Surrounded by his vast company of experts and workers, and by Brothers Bobby and Ted, Jack Kennedy was ready to pluck the fruit of seeds he had nourished so well over the months. In his pocket, secured, checked and double-checked like an audit of the U.S. Treasury, was his packet of certain votes so persistently gathered around the nation. And yet, with all the smell of victory in the air, the Kennedys were allowing for mischance, miscalculation—the sudden outbreak of an emotional riot, perhaps, that might start delegates stampeding in the wrong direction.

Adlai Stevenson had come to town, too, and from the evident Southern California passion for Stevenson or from the scattered pockets of Northern resistance could come a derailment of Kennedy plans.
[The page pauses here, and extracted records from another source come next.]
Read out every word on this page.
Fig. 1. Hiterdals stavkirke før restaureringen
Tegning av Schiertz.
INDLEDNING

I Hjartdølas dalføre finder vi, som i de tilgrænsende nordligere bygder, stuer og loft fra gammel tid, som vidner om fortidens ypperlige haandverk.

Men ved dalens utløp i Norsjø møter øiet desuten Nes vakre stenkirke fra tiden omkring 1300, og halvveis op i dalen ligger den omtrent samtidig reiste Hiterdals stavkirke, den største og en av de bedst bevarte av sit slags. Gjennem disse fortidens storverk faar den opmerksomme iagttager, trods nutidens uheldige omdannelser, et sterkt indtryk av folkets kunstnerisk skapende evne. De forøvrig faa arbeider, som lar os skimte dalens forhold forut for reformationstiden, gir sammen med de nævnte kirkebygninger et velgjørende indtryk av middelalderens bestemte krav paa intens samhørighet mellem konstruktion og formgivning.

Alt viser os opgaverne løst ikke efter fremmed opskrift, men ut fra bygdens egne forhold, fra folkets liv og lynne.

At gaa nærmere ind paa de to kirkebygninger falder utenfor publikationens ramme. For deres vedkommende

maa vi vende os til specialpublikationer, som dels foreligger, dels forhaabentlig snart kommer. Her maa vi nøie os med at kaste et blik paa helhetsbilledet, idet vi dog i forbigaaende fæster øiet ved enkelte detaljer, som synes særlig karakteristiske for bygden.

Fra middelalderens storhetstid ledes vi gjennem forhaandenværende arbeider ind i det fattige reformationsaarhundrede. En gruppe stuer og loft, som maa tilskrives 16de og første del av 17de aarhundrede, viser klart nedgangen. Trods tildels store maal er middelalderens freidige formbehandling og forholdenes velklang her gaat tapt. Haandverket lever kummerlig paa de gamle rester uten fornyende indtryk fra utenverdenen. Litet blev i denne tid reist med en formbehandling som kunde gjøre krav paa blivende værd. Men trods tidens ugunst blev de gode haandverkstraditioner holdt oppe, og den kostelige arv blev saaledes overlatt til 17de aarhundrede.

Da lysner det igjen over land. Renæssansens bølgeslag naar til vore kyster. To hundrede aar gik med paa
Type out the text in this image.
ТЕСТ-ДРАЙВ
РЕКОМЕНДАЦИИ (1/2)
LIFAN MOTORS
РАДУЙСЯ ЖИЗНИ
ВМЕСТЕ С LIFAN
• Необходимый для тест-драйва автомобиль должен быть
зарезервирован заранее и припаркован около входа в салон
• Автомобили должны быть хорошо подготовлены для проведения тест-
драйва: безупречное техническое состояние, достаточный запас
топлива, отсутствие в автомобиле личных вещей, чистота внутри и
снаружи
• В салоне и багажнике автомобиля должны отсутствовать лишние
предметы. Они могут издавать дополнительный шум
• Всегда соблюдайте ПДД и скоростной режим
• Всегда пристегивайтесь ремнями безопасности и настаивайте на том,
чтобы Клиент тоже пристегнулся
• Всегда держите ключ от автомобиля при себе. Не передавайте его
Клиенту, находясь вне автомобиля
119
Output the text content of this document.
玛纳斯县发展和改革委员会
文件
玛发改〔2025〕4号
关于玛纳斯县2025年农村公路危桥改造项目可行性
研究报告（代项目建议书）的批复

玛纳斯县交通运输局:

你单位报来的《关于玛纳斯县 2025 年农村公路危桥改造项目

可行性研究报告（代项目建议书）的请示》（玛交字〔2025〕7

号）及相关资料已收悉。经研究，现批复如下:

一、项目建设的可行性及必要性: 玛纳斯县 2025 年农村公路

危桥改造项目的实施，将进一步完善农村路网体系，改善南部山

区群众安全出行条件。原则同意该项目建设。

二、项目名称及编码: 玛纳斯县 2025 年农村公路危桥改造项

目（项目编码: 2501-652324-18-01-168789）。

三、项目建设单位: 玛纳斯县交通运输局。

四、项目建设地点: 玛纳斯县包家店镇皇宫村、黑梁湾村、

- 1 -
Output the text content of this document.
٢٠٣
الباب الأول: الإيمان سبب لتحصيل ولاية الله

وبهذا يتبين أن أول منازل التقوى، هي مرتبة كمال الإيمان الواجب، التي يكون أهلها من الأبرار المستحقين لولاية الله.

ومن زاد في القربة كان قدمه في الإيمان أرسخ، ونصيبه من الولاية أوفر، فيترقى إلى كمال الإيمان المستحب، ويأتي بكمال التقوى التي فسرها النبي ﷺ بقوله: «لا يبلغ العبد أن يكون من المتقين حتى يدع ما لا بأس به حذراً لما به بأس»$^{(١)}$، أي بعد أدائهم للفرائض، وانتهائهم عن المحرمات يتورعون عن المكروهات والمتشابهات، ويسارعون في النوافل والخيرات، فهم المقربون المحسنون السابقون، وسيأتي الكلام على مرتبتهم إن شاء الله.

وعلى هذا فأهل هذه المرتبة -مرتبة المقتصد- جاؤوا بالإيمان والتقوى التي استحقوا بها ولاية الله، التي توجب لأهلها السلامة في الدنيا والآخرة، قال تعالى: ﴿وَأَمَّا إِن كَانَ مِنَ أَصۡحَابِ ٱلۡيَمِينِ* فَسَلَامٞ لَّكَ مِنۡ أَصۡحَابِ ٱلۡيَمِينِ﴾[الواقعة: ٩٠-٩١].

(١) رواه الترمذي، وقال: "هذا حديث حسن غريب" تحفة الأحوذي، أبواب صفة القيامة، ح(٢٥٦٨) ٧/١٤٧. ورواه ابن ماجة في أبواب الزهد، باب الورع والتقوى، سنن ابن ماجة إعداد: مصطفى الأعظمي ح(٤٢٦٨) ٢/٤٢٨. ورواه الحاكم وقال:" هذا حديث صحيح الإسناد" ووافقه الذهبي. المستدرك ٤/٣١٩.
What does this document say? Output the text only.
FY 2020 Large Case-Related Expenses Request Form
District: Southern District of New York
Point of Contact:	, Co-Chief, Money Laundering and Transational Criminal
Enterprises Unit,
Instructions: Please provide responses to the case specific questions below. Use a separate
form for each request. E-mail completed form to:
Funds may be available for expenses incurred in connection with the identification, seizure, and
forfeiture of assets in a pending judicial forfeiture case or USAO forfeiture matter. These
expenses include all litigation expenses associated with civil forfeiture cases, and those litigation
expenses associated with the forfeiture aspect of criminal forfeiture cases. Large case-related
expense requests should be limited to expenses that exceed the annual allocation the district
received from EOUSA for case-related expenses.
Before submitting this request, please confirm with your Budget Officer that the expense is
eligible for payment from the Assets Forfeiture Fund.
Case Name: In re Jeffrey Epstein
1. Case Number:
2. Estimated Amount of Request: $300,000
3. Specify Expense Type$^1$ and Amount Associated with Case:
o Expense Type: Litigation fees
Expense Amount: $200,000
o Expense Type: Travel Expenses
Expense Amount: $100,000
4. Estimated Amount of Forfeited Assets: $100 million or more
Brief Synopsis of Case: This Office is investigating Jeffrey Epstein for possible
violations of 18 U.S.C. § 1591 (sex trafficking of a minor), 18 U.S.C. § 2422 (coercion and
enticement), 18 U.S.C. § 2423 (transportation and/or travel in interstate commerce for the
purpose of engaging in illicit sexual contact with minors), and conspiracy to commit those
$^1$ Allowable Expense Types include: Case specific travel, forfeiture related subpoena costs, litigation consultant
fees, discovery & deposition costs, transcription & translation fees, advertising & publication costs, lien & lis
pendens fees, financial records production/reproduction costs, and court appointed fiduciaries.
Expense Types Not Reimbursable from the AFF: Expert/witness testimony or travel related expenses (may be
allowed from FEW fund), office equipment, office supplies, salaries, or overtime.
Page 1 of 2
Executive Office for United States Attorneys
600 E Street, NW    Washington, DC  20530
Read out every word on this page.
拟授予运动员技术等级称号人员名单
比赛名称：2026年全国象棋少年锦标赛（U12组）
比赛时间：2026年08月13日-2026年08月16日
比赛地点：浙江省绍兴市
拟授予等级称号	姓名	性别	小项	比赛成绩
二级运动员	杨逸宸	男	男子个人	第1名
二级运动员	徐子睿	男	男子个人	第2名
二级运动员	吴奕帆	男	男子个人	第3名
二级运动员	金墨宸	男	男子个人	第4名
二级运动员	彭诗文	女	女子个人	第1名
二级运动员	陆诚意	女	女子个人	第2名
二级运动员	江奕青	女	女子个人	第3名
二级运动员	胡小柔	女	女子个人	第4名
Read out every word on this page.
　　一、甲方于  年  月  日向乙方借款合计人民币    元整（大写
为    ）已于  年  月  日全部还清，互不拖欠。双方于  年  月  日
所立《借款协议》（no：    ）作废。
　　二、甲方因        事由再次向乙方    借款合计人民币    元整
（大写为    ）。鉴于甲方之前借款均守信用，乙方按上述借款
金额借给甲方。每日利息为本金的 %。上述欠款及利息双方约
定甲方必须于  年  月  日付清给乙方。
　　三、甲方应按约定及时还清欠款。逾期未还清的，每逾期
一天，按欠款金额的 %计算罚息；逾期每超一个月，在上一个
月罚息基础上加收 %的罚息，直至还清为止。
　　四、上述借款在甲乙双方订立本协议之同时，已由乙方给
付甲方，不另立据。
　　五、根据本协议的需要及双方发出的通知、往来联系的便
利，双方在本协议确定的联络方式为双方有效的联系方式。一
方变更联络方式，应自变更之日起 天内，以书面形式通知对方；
More dangerous still was the image of Texas' come-lately Lyndon Baines Johnson, bolstered by his prestige as a consistent miracle worker in the Senate, confident of a solid block of Southern votes —a block second only to Jack's,. Jack's prize was not yet in the bag.

Time to Nap? Kennedy got moving like a honeybee in the spring. He patrolled the reaches of Los Angeles in a white Cadillac. Invading caucus after caucus, he made his plea for support, fitting each ad-lib speech to the mood of the moment or the region. Farmers need help, he told lowans; the West's natural resources need development, he warned Coloradans. On and on he pushed, relentlessly, coolly, gathering applause, staving off trouble from the opposition. Between caucuses, he held court with a parade of politicos in his Biltmore suite (Apartment Q), or checked new lists and new threats. Going into a meeting with New Yorkers, he bumped into a jovial but tense Lyndon Johnson. "Why don't you take a nap?" kidded Lyndon. "I've got that one all sewed up." Kennedy showed impressive muscle in his first big key play with the Pennsylvania delegation (81 votes). For months Governor David Leo Lawrence, one of the nation's strongest Democratic bosses, had been a holdout against Kennedy for fear that a Roman Catholic presidential nominee might hurt the party in militantly Protestant rural regions. Lawrence and his Pennsylvanians invited Kennedy and the opposition to a breakfast at Pasadena's Huntington-Sheraton Hotel. Stu Symington, forceful and yet somehow dim as a waning flashlight, got a good hand for his promise to attack Richard Nixon on domestic policies and Eisenhower on foreign relations. Johnson promised responsible leadership and then, almost with a note of resignation, offered to back the winner whoever he might be.

Jack Kennedy pounced on the U.S.'s dwindling prestige, promised to campaign in Pennsylvania if nominated and "make this election the most significant in 25 years." When they had finished, Dave Lawrence led the biggest question-mark delegation in the nation into caucus, told them that he was for Jack Kennedy.

Sixty-four delegates fell into orderly ranks behind him.